In Exchange 2010 load balancing had the requirement to be performed on layer 7. This requirement was due to the simple fact that session state was tied to a specific server in 2010. In 2013 stateless sessions for outlook connectivity was introduced and, as such, the requirement for a layer 7 load balancer is no longer needed and we can revert to using a layer 4 capable device. Good news if you are deploying a new environment or just moving to 2013 from 2007, bit of a pain if you invested in a layer 7 load balancer for a 2010 environment.

That being said, there is still a use for a layer 7 load balancer… Since layer 4 load balancer have no idea what the actual target URL (like /owa or /ews) it could pose a problem for the health probes in Exchange 2013…

When performing health probes with a layer 4 load balancer the result of the test will determine the health of the server, not of the protocol on that server.

On the other hand, when a layer 7 load balancer is used the SSL terminiation will reveal the full URL and the health probes will be able to determine health checks on a per protocol level (yes that means that, if for example, the OWA was not working properly only owa traffic will be directed away from that server.)

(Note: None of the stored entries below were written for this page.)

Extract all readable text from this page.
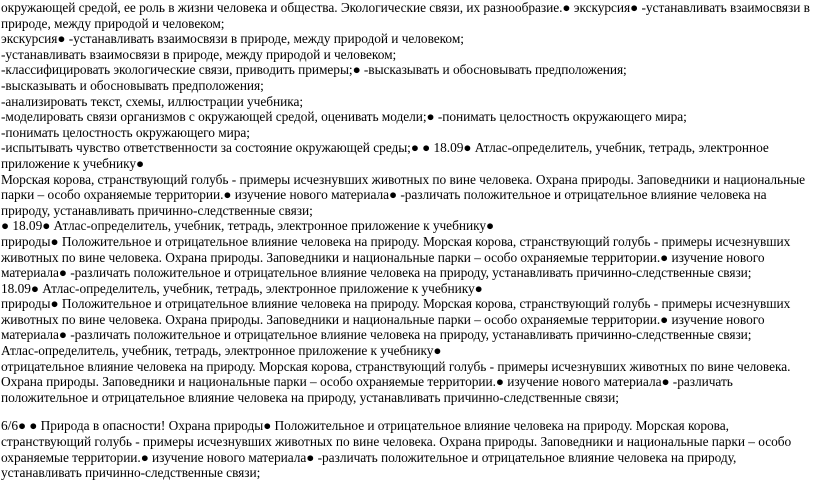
окружающей средой, ее роль в жизни человека и общества. Экологические связи, их разнообразие.● экскурсия● -устанавливать взаимосвязи в природе, между природой и человеком;

экскурсия● -устанавливать взаимосвязи в природе, между природой и человеком;

-устанавливать взаимосвязи в природе, между природой и человеком;

-классифицировать экологические связи, приводить примеры;● -высказывать и обосновывать предположения;

-высказывать и обосновывать предположения;

-анализировать текст, схемы, иллюстрации учебника;

-моделировать связи организмов с окружающей средой, оценивать модели;● -понимать целостность окружающего мира;

-понимать целостность окружающего мира;

-испытывать чувство ответственности за состояние окружающей среды;● ● 18.09● Атлас-определитель, учебник, тетрадь, электронное приложение к учебнику●

Морская корова, странствующий голубь - примеры исчезнувших животных по вине человека. Охрана природы. Заповедники и национальные парки – особо охраняемые территории.● изучение нового материала● -различать положительное и отрицательное влияние человека на природу, устанавливать причинно-следственные связи;

● 18.09● Атлас-определитель, учебник, тетрадь, электронное приложение к учебнику●

природы● Положительное и отрицательное влияние человека на природу. Морская корова, странствующий голубь - примеры исчезнувших животных по вине человека. Охрана природы. Заповедники и национальные парки – особо охраняемые территории.● изучение нового материала● -различать положительное и отрицательное влияние человека на природу, устанавливать причинно-следственные связи;

18.09● Атлас-определитель, учебник, тетрадь, электронное приложение к учебнику●

природы● Положительное и отрицательное влияние человека на природу. Морская корова, странствующий голубь - примеры исчезнувших животных по вине человека. Охрана природы. Заповедники и национальные парки – особо охраняемые территории.● изучение нового материала● -различать положительное и отрицательное влияние человека на природу, устанавливать причинно-следственные связи;

Атлас-определитель, учебник, тетрадь, электронное приложение к учебнику●

отрицательное влияние человека на природу. Морская корова, странствующий голубь - примеры исчезнувших животных по вине человека. Охрана природы. Заповедники и национальные парки – особо охраняемые территории.● изучение нового материала● -различать положительное и отрицательное влияние человека на природу, устанавливать причинно-следственные связи;

6/6● ● Природа в опасности! Охрана природы● Положительное и отрицательное влияние человека на природу. Морская корова, странствующий голубь - примеры исчезнувших животных по вине человека. Охрана природы. Заповедники и национальные парки – особо охраняемые территории.● изучение нового материала● -различать положительное и отрицательное влияние человека на природу, устанавливать причинно-следственные связи;
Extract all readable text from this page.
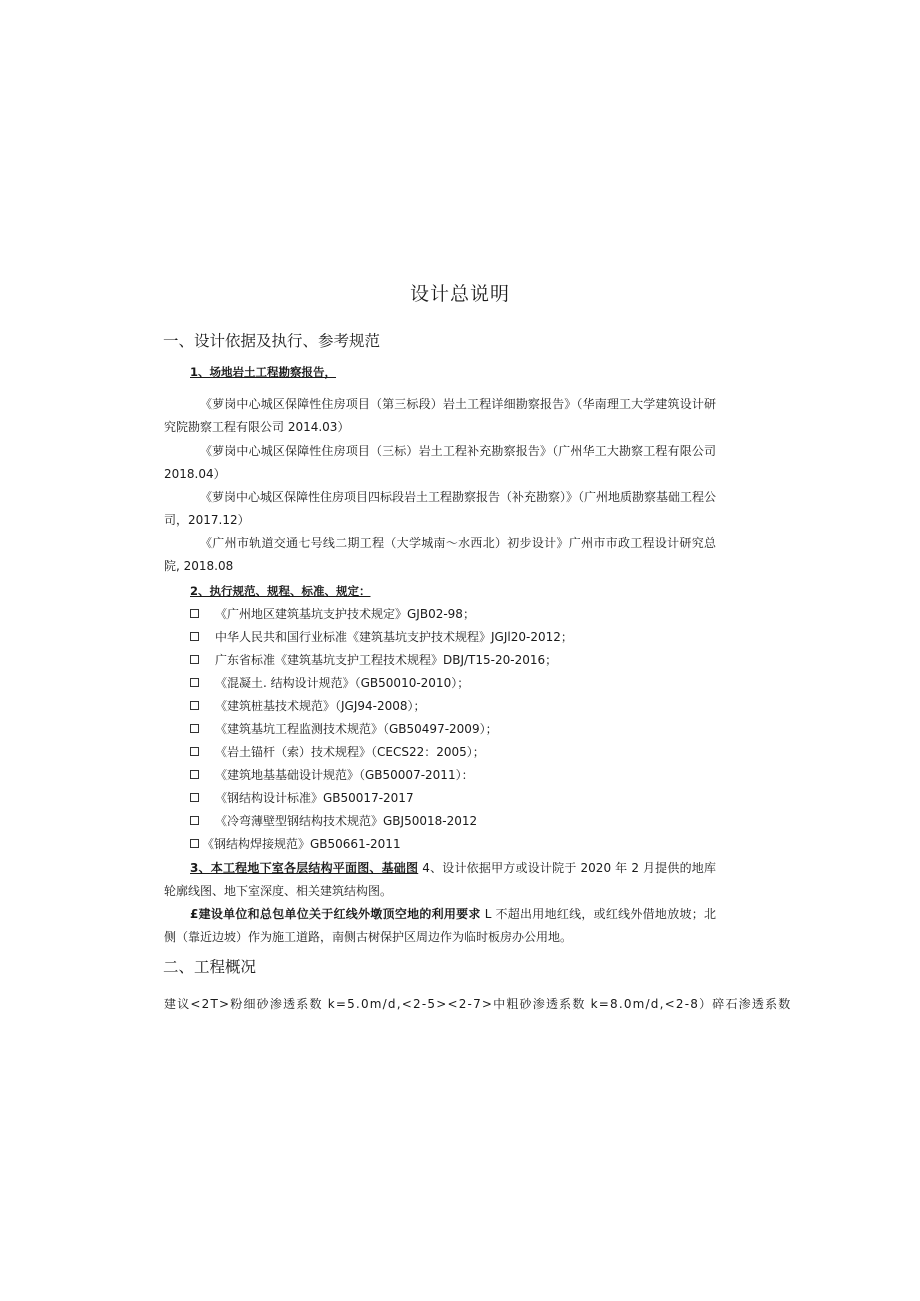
设计总说明
一、设计依据及执行、参考规范
1、场地岩土工程勘察报告，

《萝岗中心城区保障性住房项目（第三标段）岩土工程详细勘察报告》（华南理工大学建筑设计研究院勘察工程有限公司 2014.03）

《萝岗中心城区保障性住房项目（三标）岩土工程补充勘察报告》（广州华工大勘察工程有限公司 2018.04）

《萝岗中心城区保障性住房项目四标段岩土工程勘察报告（补充勘察）》（广州地质勘察基础工程公司，2017.12）

《广州市轨道交通七号线二期工程（大学城南～水西北）初步设计》广州市市政工程设计研究总院, 2018.08

2、执行规范、规程、标准、规定：
《广州地区建筑基坑支护技术规定》GJB02-98；
中华人民共和国行业标准《建筑基坑支护技术规程》JGJl20-2012；
广东省标准《建筑基坑支护工程技术规程》DBJ/T15-20-2016；
《混凝土. 结构设计规范》（GB50010-2010）；
《建筑桩基技术规范》（JGJ94-2008）；
《建筑基坑工程监测技术规范》（GB50497-2009）；
《岩土锚杆（索）技术规程》（CECS22：2005）；
《建筑地基基础设计规范》（GB50007-2011）：
《钢结构设计标准》GB50017-2017
《冷弯薄壁型钢结构技术规范》GBJ50018-2012
《钢结构焊接规范》GB50661-2011

3、本工程地下室各层结构平面图、基础图 4、设计依据甲方或设计院于 2020 年 2 月提供的地库轮廓线图、地下室深度、相关建筑结构图。

£建设单位和总包单位关于红线外墩顶空地的利用要求 L 不超出用地红线，或红线外借地放坡；北侧（靠近边坡）作为施工道路，南侧古树保护区周边作为临时板房办公用地。

二、工程概况

建议<2T>粉细砂渗透系数 k=5.0m/d,<2-5><2-7>中粗砂渗透系数 k=8.0m/d,<2-8）碎石渗透系数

There is a way around all of this though as the above is true when a single namespace is used ( If you were to set up a namespace per protocol (,, etc) you would be able to use a layer 4 load balancer and have health check on a per protocol level

Print | posted on Thursday, March 21, 2013 10:26 AM | Filed Under [ None ]

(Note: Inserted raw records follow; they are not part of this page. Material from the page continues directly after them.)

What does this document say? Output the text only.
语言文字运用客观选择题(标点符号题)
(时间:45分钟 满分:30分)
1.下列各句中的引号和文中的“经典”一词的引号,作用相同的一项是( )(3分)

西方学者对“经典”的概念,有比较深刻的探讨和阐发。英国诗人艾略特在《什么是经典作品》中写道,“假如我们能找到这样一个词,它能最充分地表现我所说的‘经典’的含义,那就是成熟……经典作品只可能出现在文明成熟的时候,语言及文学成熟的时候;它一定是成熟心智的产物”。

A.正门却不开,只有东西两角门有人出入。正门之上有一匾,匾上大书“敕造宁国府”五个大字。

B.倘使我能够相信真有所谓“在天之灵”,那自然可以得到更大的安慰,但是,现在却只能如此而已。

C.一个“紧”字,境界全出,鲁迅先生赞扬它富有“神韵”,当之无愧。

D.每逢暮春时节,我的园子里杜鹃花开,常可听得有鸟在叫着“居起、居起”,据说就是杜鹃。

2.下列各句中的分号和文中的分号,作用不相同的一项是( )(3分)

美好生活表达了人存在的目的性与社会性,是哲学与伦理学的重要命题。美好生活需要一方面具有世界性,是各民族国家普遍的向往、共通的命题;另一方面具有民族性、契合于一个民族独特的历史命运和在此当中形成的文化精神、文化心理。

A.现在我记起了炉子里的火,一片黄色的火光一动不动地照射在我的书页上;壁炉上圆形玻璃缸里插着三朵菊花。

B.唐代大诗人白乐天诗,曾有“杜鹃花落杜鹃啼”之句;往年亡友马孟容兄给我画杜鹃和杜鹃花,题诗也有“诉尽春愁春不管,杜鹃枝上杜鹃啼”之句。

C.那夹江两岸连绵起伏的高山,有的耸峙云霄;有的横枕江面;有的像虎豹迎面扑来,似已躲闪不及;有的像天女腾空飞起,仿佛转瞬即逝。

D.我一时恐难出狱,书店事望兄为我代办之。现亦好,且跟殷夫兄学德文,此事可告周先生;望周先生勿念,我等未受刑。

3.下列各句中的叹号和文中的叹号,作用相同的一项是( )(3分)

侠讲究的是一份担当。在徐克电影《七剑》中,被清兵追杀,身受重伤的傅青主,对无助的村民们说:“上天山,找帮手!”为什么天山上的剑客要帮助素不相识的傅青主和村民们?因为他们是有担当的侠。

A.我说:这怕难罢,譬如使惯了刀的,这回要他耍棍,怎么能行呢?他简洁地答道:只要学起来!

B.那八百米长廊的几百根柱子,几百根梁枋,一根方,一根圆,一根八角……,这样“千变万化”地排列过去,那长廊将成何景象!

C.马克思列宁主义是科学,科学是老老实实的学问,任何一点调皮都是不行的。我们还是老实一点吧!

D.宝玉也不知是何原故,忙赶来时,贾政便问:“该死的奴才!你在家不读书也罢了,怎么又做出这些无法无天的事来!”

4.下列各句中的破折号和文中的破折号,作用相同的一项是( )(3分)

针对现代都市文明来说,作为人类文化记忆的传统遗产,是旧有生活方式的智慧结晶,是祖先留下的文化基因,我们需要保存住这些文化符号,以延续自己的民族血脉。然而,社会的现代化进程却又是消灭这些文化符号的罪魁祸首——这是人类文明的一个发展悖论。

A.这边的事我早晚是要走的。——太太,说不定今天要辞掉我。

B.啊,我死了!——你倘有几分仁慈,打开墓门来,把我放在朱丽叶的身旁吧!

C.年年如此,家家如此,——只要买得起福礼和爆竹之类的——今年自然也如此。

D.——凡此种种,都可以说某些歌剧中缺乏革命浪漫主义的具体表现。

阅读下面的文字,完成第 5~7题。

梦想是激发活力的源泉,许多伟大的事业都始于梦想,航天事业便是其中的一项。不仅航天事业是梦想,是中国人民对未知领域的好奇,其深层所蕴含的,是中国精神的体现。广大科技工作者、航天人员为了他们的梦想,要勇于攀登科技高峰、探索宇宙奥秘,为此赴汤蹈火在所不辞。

# re: Exchange 2013: The Client Access Server


Great article. I'm in the middle of setting up an Exchange 2013 environment. We are currently running 2007 with all roles installed on 1 server... The new build out will be the following:

Ex2013a=Both roles installed
Ex2013b=Both roles installed

Server specs:
HP DL380 Gen8
32 GIGS-Ram

We don't want to spend money on a load balancer. How can we make this design semi-redudant. DNS? What happens if Ex2013a server goes down?

We also can't use NLB because CAS/Mailbox roles needs to be separated out.

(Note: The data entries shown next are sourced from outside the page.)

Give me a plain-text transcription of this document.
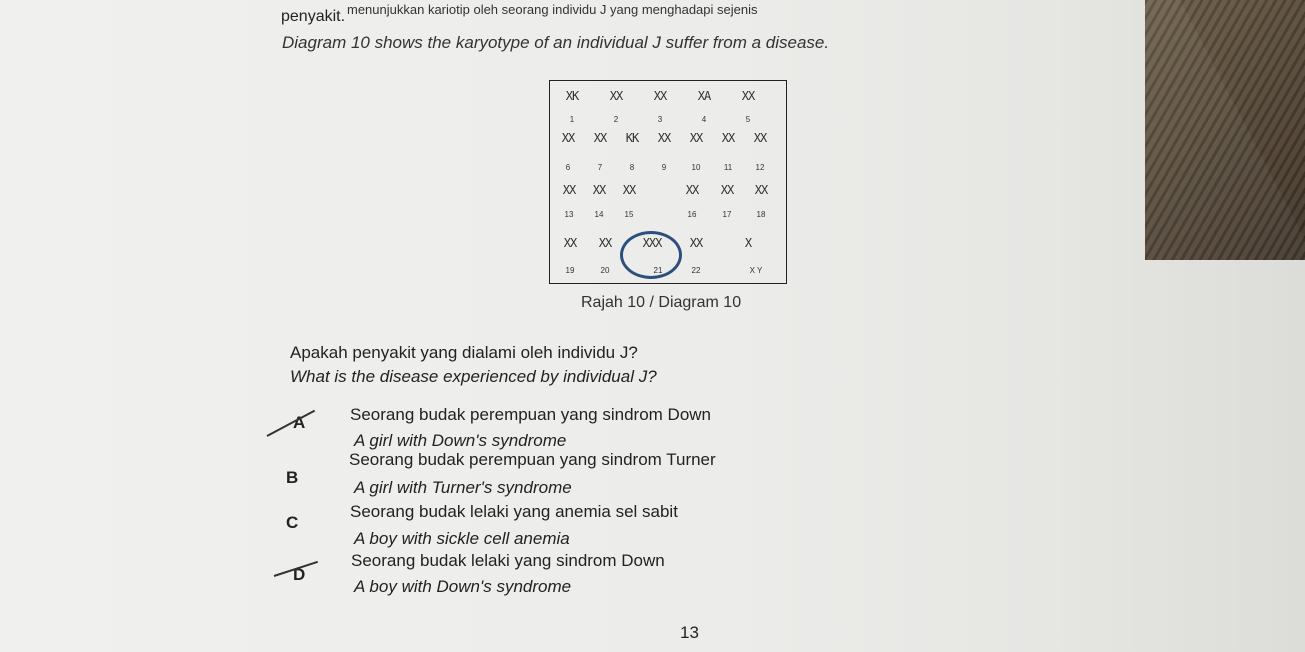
menunjukkan kariotip oleh seorang individu J yang menghadapi sejenis
penyakit.
Diagram 10 shows the karyotype of an individual J suffer from a disease.
XK	XX	XX	XA	XX
1	2	3	4	5
XX	XX	KK	XX	XX	XX	XX
6	7	8	9	10	11	12
XX	XX	XX	XX	XX	XX
13	14	15	16	17	18
XX	XX	XXX	XX	X
19	20	21	22	X Y
Rajah 10 / Diagram 10
Apakah penyakit yang dialami oleh individu J?
What is the disease experienced by individual J?
A	Seorang budak perempuan yang sindrom Down
A girl with Down's syndrome
B
Seorang budak perempuan yang sindrom Turner
A girl with Turner's syndrome
C
Seorang budak lelaki yang anemia sel sabit
A boy with sickle cell anemia
D
Seorang budak lelaki yang sindrom Down
A boy with Down's syndrome
13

Any recommendations? Thoughts?

Our current 2007 store is about 120 gigs in total. Any advice or comments would be appreciated.

5/21/2013 9:51 PM | Joel

# re: Exchange 2013: The Client Access Server

DNS round robin would be your only option. And that isn't really redundant as you will still be sending connections to a failing server. You can get a HLB quite cheaply already, you don't need a layer 7 device, a layer 4 will do but you would need more names on the certificate if you are publishing to the internet...
5/21/2013 11:49 PM | Marc

# re: Exchange 2013: The Client Access Server

I have a coexistance o Exchange 2010 and 2013. Mail flow between the servers is working perfectly. The roles on Exchange 2013 Servers are installed separatly.
Clients on 2013 server cannot connect to automatically to the server, only manual.
What should I do?
1/9/2014 11:49 AM | Constantin

# re: Exchange 2013: The Client Access Server

Hey Joel,

I would look at ARR (Application Request Routing) as an option. You can set it up to do health checks and then forward requests accordingly.


1/13/2014 6:18 AM | Parth

# re: Exchange 2013: The Client Access Server

I've been discussing the issue constantin has been having offline.